張秀英一看是女孩,臉立刻拉得老長:“賠錢貨。”聲音不大,但足夠清晰。
曉夢產后虛弱,聽到這話,眼淚當場就下來了。陳建國卻只是小聲說:“媽,你少說兩句。”
“我說錯了嗎?生個丫頭片子,有什么用?趕緊養好身子,明年再生個孫子。”
曉夢住院期間,張秀英一次都沒來看過。倒是曉夢的母親天天熬湯送來,見親家母這樣,心里有氣,卻也不好說什么。
回家后,張秀英對孫女不聞不問,整天就催著生二胎。曉夢既要照顧孩子,又要忍受婆婆的冷冷語,整個人瘦了一圈。

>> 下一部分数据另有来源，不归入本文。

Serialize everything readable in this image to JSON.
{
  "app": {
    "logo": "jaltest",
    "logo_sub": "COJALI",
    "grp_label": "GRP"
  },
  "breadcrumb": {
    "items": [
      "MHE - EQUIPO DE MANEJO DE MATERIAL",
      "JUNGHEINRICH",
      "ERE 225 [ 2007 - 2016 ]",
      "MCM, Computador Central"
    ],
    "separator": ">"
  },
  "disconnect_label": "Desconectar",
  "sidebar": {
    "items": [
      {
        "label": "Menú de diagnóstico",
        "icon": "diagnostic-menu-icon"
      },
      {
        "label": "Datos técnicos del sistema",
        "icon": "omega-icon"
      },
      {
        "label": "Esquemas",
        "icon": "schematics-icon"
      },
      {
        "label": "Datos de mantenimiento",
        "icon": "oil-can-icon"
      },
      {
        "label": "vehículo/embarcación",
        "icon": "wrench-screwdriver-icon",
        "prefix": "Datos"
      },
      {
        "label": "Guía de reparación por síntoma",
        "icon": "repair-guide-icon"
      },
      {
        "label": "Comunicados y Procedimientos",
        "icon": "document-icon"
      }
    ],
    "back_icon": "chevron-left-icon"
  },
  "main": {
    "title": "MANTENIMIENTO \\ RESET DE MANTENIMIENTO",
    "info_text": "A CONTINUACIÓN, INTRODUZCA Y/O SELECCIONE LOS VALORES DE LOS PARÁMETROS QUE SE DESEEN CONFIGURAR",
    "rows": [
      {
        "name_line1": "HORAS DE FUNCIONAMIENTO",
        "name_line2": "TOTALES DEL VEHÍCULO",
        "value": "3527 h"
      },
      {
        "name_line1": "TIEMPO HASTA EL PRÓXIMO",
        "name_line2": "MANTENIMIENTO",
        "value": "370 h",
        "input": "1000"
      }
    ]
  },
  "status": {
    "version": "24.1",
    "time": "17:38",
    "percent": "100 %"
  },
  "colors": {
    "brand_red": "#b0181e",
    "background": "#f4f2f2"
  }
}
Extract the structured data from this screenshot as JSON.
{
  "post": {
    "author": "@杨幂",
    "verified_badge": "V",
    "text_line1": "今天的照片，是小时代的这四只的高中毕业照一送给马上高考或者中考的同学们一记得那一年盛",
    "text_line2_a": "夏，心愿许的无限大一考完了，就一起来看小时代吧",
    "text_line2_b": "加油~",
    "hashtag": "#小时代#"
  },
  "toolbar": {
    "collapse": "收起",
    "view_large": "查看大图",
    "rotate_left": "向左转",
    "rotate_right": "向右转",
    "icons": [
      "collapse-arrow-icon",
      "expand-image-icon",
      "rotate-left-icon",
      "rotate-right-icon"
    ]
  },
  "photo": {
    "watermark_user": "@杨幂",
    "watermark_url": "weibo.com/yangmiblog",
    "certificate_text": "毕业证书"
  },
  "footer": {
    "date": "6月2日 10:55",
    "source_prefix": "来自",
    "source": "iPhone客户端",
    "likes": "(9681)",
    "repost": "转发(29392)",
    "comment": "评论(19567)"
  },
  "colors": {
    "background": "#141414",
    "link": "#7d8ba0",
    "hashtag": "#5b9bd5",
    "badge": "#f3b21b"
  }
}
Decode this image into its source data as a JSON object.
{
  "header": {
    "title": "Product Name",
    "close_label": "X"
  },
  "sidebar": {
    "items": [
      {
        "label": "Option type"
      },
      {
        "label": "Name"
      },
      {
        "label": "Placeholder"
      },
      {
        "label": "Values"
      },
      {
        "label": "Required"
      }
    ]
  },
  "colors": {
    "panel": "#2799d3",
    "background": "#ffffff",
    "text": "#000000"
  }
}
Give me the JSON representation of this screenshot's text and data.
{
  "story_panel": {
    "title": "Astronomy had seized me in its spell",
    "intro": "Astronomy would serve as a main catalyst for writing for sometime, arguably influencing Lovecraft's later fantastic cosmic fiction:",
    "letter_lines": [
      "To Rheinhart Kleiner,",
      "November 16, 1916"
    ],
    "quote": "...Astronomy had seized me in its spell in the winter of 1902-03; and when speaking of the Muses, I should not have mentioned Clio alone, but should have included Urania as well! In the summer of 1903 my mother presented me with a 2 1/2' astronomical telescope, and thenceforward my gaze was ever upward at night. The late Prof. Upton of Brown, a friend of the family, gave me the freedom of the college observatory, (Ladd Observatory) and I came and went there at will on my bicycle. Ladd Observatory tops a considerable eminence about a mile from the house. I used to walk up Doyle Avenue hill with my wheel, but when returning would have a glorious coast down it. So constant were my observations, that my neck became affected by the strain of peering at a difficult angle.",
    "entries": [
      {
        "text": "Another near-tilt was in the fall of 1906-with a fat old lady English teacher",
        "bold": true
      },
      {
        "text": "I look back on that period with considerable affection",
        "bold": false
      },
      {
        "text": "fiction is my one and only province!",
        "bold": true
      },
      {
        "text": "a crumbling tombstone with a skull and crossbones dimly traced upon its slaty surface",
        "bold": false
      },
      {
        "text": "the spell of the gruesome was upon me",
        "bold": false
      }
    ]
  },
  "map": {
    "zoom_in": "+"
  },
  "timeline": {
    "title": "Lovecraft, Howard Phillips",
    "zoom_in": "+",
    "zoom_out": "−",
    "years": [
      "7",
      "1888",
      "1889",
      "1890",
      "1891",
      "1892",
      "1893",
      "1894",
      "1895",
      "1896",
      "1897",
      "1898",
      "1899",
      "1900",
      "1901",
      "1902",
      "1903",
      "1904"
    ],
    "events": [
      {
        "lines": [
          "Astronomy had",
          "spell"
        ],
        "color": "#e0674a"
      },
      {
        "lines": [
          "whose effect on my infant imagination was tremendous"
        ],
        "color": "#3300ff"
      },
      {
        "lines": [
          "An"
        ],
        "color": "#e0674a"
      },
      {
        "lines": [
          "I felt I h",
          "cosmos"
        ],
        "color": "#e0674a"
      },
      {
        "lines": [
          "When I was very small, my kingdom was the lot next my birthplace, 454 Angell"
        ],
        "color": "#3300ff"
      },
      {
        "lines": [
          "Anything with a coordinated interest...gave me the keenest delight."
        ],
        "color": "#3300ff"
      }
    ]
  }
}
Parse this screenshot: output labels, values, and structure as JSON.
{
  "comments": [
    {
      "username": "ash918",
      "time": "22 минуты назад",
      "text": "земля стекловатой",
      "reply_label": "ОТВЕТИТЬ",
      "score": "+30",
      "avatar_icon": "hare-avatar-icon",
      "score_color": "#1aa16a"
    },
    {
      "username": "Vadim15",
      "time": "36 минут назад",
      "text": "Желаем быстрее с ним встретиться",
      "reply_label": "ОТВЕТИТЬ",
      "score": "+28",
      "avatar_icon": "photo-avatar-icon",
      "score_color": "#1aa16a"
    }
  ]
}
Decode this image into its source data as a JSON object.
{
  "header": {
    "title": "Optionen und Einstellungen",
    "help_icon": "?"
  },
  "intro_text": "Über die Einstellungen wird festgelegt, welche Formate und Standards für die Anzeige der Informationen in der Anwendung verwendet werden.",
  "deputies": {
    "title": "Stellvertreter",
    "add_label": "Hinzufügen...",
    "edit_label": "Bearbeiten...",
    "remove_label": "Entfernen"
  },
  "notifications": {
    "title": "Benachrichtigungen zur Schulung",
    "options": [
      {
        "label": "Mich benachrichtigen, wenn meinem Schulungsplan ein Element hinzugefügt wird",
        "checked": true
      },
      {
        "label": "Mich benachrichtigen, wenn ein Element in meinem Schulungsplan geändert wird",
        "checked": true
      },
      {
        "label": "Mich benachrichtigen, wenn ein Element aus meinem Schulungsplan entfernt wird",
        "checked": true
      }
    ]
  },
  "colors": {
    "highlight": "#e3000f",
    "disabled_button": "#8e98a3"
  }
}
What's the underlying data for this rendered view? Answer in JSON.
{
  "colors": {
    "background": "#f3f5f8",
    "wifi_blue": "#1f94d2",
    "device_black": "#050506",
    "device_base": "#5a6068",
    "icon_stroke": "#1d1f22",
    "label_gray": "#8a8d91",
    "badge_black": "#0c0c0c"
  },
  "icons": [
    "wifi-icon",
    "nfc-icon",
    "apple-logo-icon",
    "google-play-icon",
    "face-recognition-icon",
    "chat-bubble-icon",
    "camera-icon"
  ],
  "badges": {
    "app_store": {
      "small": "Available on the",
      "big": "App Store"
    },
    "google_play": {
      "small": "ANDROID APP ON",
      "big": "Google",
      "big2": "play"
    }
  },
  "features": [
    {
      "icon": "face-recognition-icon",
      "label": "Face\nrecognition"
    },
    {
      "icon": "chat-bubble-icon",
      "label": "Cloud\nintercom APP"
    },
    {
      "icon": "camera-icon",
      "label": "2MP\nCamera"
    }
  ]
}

一天,曉夢喂完奶,剛把小雨放下,孩子就哭了起來。張秀英沖進房間:“你怎么當媽的?連個孩子都哄不好!”
“媽,小雨可能是腸絞痛,我哄了半天了...”
“少找借口!我們建國小時候不知道多好帶,就是你不會帶!”張秀英一把抱起孩子,故意大聲說:“哦哦,可憐的寶貝,攤上這么個沒用的媽。”
曉夢終于忍不住了:“媽!你怎么能這么說!”
“我說錯了嗎?連個兒子都生不出來,還有臉頂嘴?”
那天晚上,曉夢和陳建國大吵一架。
“你媽天天這樣,你就不能管管嗎?我快受不了了!”
陳建國煩躁地抓頭發:“她是我媽,我能怎么辦?你就不能讓著她點?她年紀大了,思想傳統,你非要跟她計較?”